When I received a Explanation of Benefits (EOB) from my insurance, stating that they requested more information from my provider as to the treatment, I figured that that would be taken care of. When I receive that notice at work I call the insurance and find out what they need, if it is information I need to provide I send it, if the patient needs to send the info I call the patient. Well I guess the large hospitals/providers are just too busy and have the attitude that "somebody" will take care of it.
After receiving a collection call from the hospital, I realized "somebody" dropped the ball and nothing was done. I called my insurance and find out they were still waiting for the information, all they wanted was a copy of my treatment record. I then called my provider and told them what they needed and that I wanted it taken care of ASAP !

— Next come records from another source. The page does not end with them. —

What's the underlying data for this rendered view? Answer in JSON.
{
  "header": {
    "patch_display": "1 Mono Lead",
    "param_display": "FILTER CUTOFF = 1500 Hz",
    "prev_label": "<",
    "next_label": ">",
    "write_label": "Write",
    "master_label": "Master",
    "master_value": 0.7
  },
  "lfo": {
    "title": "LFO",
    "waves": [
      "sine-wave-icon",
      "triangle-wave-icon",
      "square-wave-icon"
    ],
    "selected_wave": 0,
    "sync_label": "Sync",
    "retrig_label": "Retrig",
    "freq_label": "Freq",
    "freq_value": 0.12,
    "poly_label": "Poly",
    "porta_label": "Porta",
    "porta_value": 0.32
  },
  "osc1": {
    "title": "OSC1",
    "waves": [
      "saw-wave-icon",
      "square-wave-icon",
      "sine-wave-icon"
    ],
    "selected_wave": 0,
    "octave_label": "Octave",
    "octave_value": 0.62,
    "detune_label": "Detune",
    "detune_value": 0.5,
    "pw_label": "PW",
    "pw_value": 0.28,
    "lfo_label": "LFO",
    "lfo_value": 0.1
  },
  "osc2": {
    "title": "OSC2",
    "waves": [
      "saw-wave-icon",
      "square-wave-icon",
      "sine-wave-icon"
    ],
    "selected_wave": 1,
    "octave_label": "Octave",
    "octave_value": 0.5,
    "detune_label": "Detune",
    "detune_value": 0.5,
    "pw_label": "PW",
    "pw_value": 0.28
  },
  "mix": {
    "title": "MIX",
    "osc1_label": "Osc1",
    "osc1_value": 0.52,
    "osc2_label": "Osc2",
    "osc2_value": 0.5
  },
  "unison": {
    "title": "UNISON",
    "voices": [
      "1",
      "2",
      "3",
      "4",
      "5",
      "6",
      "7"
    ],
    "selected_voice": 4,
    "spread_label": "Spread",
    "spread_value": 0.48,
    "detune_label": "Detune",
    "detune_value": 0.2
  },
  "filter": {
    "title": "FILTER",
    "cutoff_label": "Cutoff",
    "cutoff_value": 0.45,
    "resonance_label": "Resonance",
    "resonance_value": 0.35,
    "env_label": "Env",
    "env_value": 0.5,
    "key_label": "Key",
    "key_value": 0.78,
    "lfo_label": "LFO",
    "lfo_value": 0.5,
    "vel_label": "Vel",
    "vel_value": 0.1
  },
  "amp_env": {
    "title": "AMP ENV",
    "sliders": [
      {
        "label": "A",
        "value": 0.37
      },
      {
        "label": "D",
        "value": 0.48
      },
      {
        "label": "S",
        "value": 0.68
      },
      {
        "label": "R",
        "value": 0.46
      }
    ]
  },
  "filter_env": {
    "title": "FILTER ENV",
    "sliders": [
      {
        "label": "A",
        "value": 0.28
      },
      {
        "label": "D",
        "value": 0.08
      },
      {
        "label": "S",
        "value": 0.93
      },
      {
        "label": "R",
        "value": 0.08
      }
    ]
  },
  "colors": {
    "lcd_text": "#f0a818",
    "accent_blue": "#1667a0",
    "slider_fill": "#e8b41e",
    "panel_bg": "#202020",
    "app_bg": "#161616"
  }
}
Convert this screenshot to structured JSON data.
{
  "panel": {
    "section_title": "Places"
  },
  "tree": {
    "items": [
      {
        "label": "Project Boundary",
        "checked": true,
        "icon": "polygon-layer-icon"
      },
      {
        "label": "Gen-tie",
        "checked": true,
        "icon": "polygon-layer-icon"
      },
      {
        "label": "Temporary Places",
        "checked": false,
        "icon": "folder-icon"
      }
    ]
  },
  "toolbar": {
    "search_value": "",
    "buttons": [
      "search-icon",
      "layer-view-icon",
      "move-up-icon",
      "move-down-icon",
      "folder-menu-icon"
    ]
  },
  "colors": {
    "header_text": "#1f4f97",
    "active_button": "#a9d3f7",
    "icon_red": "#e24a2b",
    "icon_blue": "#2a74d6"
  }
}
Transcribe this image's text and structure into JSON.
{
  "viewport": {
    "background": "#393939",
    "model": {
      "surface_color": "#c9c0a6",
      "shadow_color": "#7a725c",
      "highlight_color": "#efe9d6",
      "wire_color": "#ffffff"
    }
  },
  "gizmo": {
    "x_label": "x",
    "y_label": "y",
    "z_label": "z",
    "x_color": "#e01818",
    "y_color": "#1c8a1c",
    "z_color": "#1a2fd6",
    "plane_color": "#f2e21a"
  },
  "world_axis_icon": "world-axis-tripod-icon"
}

After my calls the matter was corrected but it was 3 mouths from the onset. So if you receive anything form your insurance that looks like it may deny or hold up payment, get on the phone and find out what is going on. Don't wait for "somebody" to do it.
Posts 1 - 3 (3 total)
Jun 15, 2012 05:59 AM Cats134 wrote:
I learned this the hard way. I had my bilateral mastectomy in December. Because of the large number of nodes that were removed (not on purpose, I was only supposed to have SNB on my right side, but ended up losing 19 nodes on my right, 9 on my left) my surgeon gave me a script for PT to start in January.

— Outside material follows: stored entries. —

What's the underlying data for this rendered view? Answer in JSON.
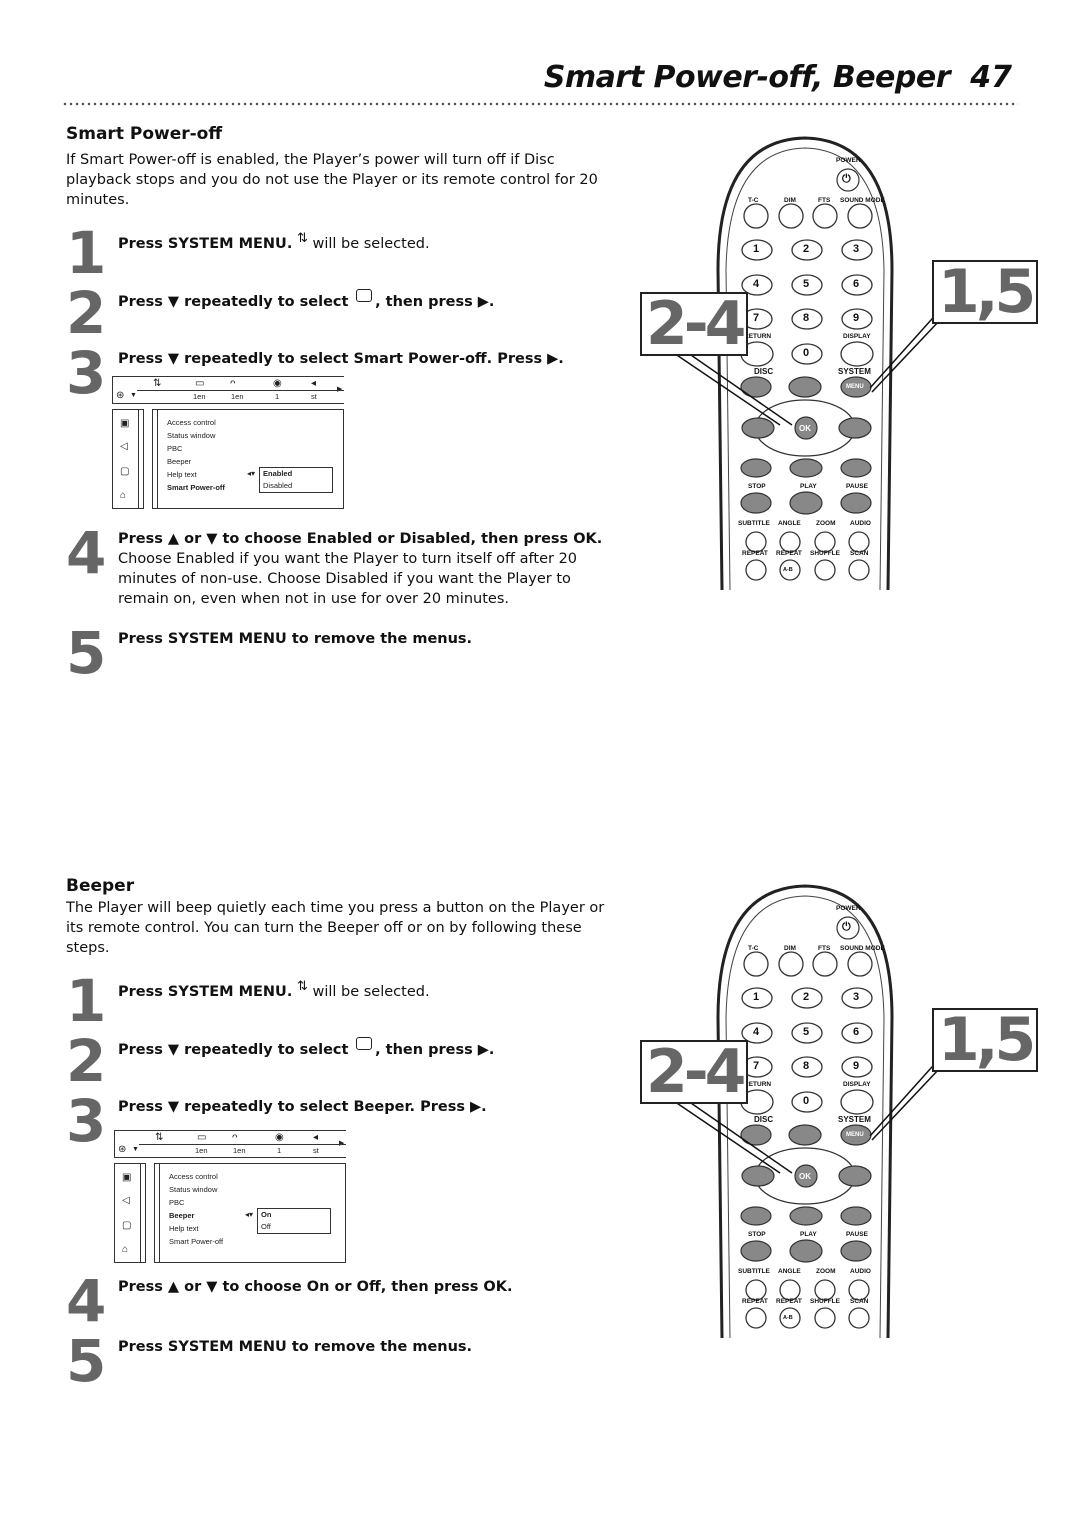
{
  "header": {
    "title": "Smart Power-off, Beeper",
    "page_number": "47"
  },
  "sections": [
    {
      "title": "Smart Power-off",
      "intro": "If Smart Power-off is enabled, the Player’s power will turn off if Disc playback stops and you do not use the Player or its remote control for 20 minutes.",
      "steps": [
        {
          "num": "1",
          "bold": "Press SYSTEM MENU.",
          "icon": "system-menu-icon",
          "rest": "will be selected."
        },
        {
          "num": "2",
          "bold_a": "Press ▼ repeatedly to select",
          "icon": "preferences-icon",
          "bold_b": ", then press ▶."
        },
        {
          "num": "3",
          "bold": "Press ▼ repeatedly to select Smart Power-off. Press ▶."
        },
        {
          "num": "4",
          "bold": "Press ▲ or ▼ to choose Enabled or Disabled, then press OK.",
          "rest": "Choose Enabled if you want the Player to turn itself off after 20 minutes of non-use. Choose Disabled if you want the Player to remain on, even when not in use for over 20 minutes."
        },
        {
          "num": "5",
          "bold": "Press SYSTEM MENU to remove the menus."
        }
      ],
      "osd": {
        "top_values": [
          "1en",
          "1en",
          "1",
          "st"
        ],
        "items": [
          "Access control",
          "Status window",
          "PBC",
          "Beeper",
          "Help text",
          "Smart Power-off"
        ],
        "selected_item": "Smart Power-off",
        "options": [
          "Enabled",
          "Disabled"
        ],
        "selected_option": "Enabled"
      },
      "callouts": {
        "left": "2-4",
        "right": "1,5"
      }
    },
    {
      "title": "Beeper",
      "intro": "The Player will beep quietly each time you press a button on the Player or its remote control. You can turn the Beeper off or on by following these steps.",
      "steps": [
        {
          "num": "1",
          "bold": "Press SYSTEM MENU.",
          "icon": "system-menu-icon",
          "rest": "will be selected."
        },
        {
          "num": "2",
          "bold_a": "Press ▼ repeatedly to select",
          "icon": "preferences-icon",
          "bold_b": ", then press ▶."
        },
        {
          "num": "3",
          "bold": "Press ▼ repeatedly to select Beeper. Press ▶."
        },
        {
          "num": "4",
          "bold": "Press ▲ or ▼ to choose On or Off, then press OK."
        },
        {
          "num": "5",
          "bold": "Press SYSTEM MENU to remove the menus."
        }
      ],
      "osd": {
        "top_values": [
          "1en",
          "1en",
          "1",
          "st"
        ],
        "items": [
          "Access control",
          "Status window",
          "PBC",
          "Beeper",
          "Help text",
          "Smart Power-off"
        ],
        "selected_item": "Beeper",
        "options": [
          "On",
          "Off"
        ],
        "selected_option": "On"
      },
      "callouts": {
        "left": "2-4",
        "right": "1,5"
      }
    }
  ],
  "remote": {
    "power_label": "POWER",
    "top_row": [
      "T-C",
      "DIM",
      "FTS",
      "SOUND MODE"
    ],
    "digits": [
      "1",
      "2",
      "3",
      "4",
      "5",
      "6",
      "7",
      "8",
      "9",
      "0"
    ],
    "return_label": "RETURN",
    "display_label": "DISPLAY",
    "disc_label": "DISC",
    "system_label": "SYSTEM",
    "menu_label": "MENU",
    "ok_label": "OK",
    "transport_labels": [
      "STOP",
      "PLAY",
      "PAUSE"
    ],
    "row_a": [
      "SUBTITLE",
      "ANGLE",
      "ZOOM",
      "AUDIO"
    ],
    "row_b": [
      "REPEAT",
      "REPEAT",
      "SHUFFLE",
      "SCAN"
    ],
    "ab_label": "A-B"
  }
}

All the tests and procedures I had leading up to surgery, I called and made sure that pre-certification was received. I called my surgeon's office so often, that I was told to 'let them do their job'.

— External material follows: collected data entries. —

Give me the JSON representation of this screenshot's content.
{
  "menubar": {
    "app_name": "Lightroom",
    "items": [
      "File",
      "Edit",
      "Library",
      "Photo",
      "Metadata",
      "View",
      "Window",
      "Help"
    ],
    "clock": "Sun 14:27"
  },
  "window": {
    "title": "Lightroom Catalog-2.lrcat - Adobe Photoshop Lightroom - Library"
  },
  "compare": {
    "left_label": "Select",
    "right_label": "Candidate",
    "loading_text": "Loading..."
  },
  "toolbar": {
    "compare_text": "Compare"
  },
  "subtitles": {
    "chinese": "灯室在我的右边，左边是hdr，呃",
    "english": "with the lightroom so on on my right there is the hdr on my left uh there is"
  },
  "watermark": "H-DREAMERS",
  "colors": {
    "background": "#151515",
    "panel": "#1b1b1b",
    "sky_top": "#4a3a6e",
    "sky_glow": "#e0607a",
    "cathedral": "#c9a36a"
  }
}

After surgery, when I was such a space cadet, the Wellness Center from my hospital called and made an appointment for me to come in and hear all these marvelous things they could do for me. I showed up, let them take me by the hand, and wanted to be 'taken care of' the way they wanted to do.
I was lead to the PT department, registered once again, all insurance info taken, and had my evaluation with my therapist. I was assured that all paper work would be forwarded to my insurance company...and dumb me, believed them.
I went twice a week for 2 months. After PT was over, I received my EOB, which stated that I was responsible for the whole bill because pre-cert was never given. I immediately contacted my therapist, who told me she had filled out the clinical evaluation form. She told me she'd look into it.
A few weeks later I received a bill from the hospital for approximately half the amount due. I 'assumed' (another dumb mistake on my part) that the hospital had rectified the issue with my insurance company. I paid the bill. A few weeks later received a bill for Feb's treatment, again half the amount. Paid that one as well.
Found out when I went to get my foobs that there was a penalty against my insurance account. But all I was told was that the amount of PT was not subtracted from my annual deductible resulting in me having to pay more for the mastectomy bras and foobs.
Fast forward to last week when I received a bill from the hospital for the remaining amount. I contacted the pt department, the billing department, and my insurance co.
I was told by my insurance company that ultimately it is the patient's responsibilty to make sure pre cert is received, no matter what the provider promises you. I asked to start an appeal process, but still haven't received the paperwork from my insurance company.
Now I have to play "listen to the crappy music" while I wait for hours, pressing so many buttons on my phone, just to get thru to a person to talk to.
I have my 6 month post op appointment with my BS next week. I'm having issues with my left arm but will not go back to that PT department if he recommends therapy.
Jun 15, 2012 06:28 AM Cindyl wrote:
When it's the provider who drops the ball, you can dispute the bill. For instance if you have your eob saying the insurance company requested suchandso from the provider and they didn't provide it, you have the right to refuse to pay for their mess up. It gets messy, but a friend of mine had thousands of dollars worth of charges because the hospital didn't get stuff billed out in a timely manner and was able to get them written off because she was able to show when the charges were accrued, when they were billed and when the insurance co. request more info, etc... You have to be specific about which charges and why, but you can fight on some of this stuff.
You may end up in court, and it helps to have a lawyer friend who is willing to help out but. It may not be worth it for a small sum, but the numbers get big in a hurry in this situation.